Policing in Africa
Editor: David Francis
Publisher: Houndsmills, Basingstoke, Hampshire; New York: Palgrave Macmillan, 2012. 232p.
Reviewer: Binneh S. Minteh | September 2014
This book outlines the paradigmatic challenges of policing in Africa amid diverse and multi-dimensional security concerns with respect to armed conflicts, insurgencies, national and international criminal violence, and political instability. It looks at the constraints of African policing through the lenses of democracy and modernity – the state, citizenship, democratic space, humanity’s infinite capacity for progress – the defeat of dogma and the instrumental rationality of policing. The book captures conditions of policing and its disappearing distinctions among legality, criminality, security and peace for the transitioning societies of Africa.

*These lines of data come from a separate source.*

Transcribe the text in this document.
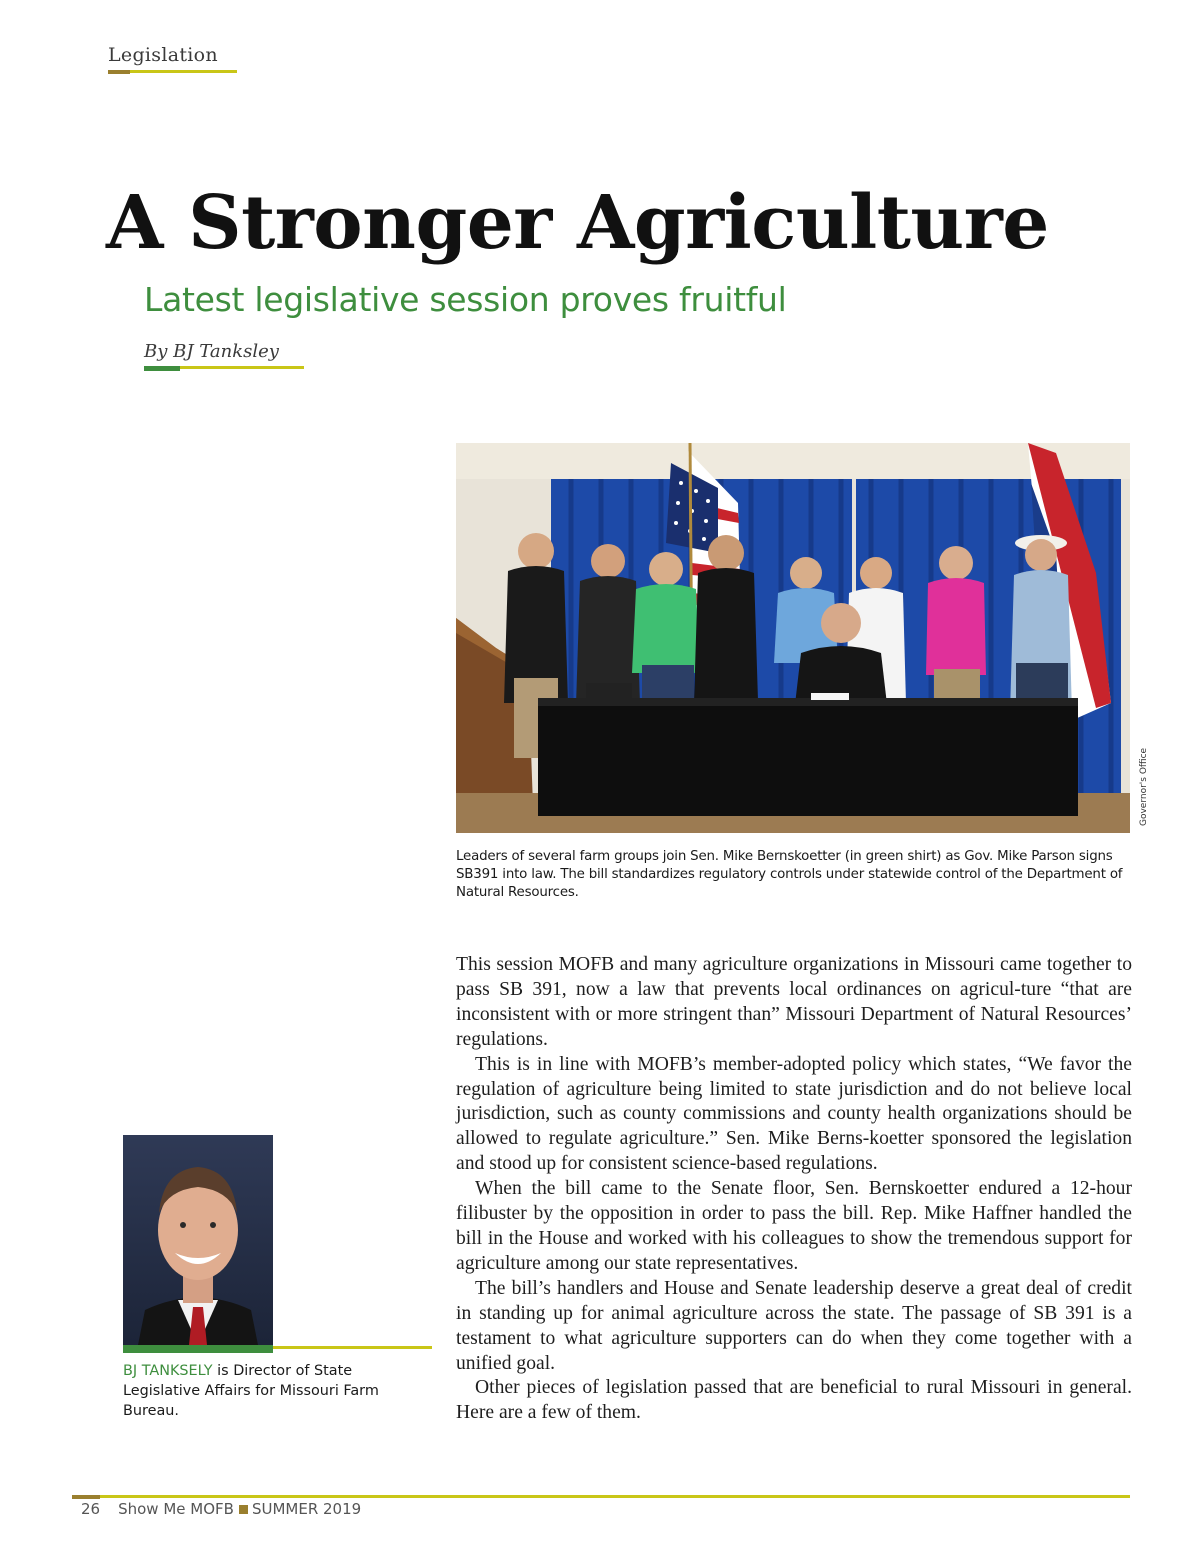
Legislation
A Stronger Agriculture
Latest legislative session proves fruitful
By BJ Tanksley
Governor's Office

Leaders of several farm groups join Sen. Mike Bernskoetter (in green shirt) as Gov. Mike Parson signs SB391 into law. The bill standardizes regulatory controls under statewide control of the Department of Natural Resources.

This session MOFB and many agriculture organizations in Missouri came together to pass SB 391, now a law that prevents local ordinances on agricul-ture “that are inconsistent with or more stringent than” Missouri Department of Natural Resources’ regulations.

This is in line with MOFB’s member-adopted policy which states, “We favor the regulation of agriculture being limited to state jurisdiction and do not believe local jurisdiction, such as county commissions and county health organizations should be allowed to regulate agriculture.” Sen. Mike Berns-koetter sponsored the legislation and stood up for consistent science-based regulations.

When the bill came to the Senate floor, Sen. Bernskoetter endured a 12-hour filibuster by the opposition in order to pass the bill. Rep. Mike Haffner handled the bill in the House and worked with his colleagues to show the tremendous support for agriculture among our state representatives.

The bill’s handlers and House and Senate leadership deserve a great deal of credit in standing up for animal agriculture across the state. The passage of SB 391 is a testament to what agriculture supporters can do when they come together with a unified goal.

Other pieces of legislation passed that are beneficial to rural Missouri in general. Here are a few of them.

BJ TANKSELY is Director of State Legislative Affairs for Missouri Farm Bureau.
26 Show Me MOFB SUMMER 2019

The narrative of the book brought to light the challenges of policing in broken and post-conflict societies (Liberia and Sierra-Leone), repression and policing (Uganda), and the conflict of cultural institutions with post-colonial policing institutions (The Gambia). Further, outlining international capacity building and police reform efforts in the Balkans and Latin America, the book provides a framework for understanding the pivotal role and potential impact of developmental partners and the international community on policing in Africa. It explores the potential of achieving effective policing in Africa that guarantees security, liberty, freedom and progress, embedded in democratic governance.
Francis’ analysis considers corruption, weak state institutions, rising violence, the conflict of culture and modernity, and the erosion of civil liberties. In sum, while providing examples of capacity building and reform in collaboration with international partnerships, he explores the critical discourse and matrixes of African policing from clearly defined empirical lenses. The evidence provided is succinct and lucid.
The review author is a Doctoral Candidate of Global Affairs, Rutgers University, and an Adjunct Professor of Political Science, New Jersey City University and Former Gambian Army First Lieutenant.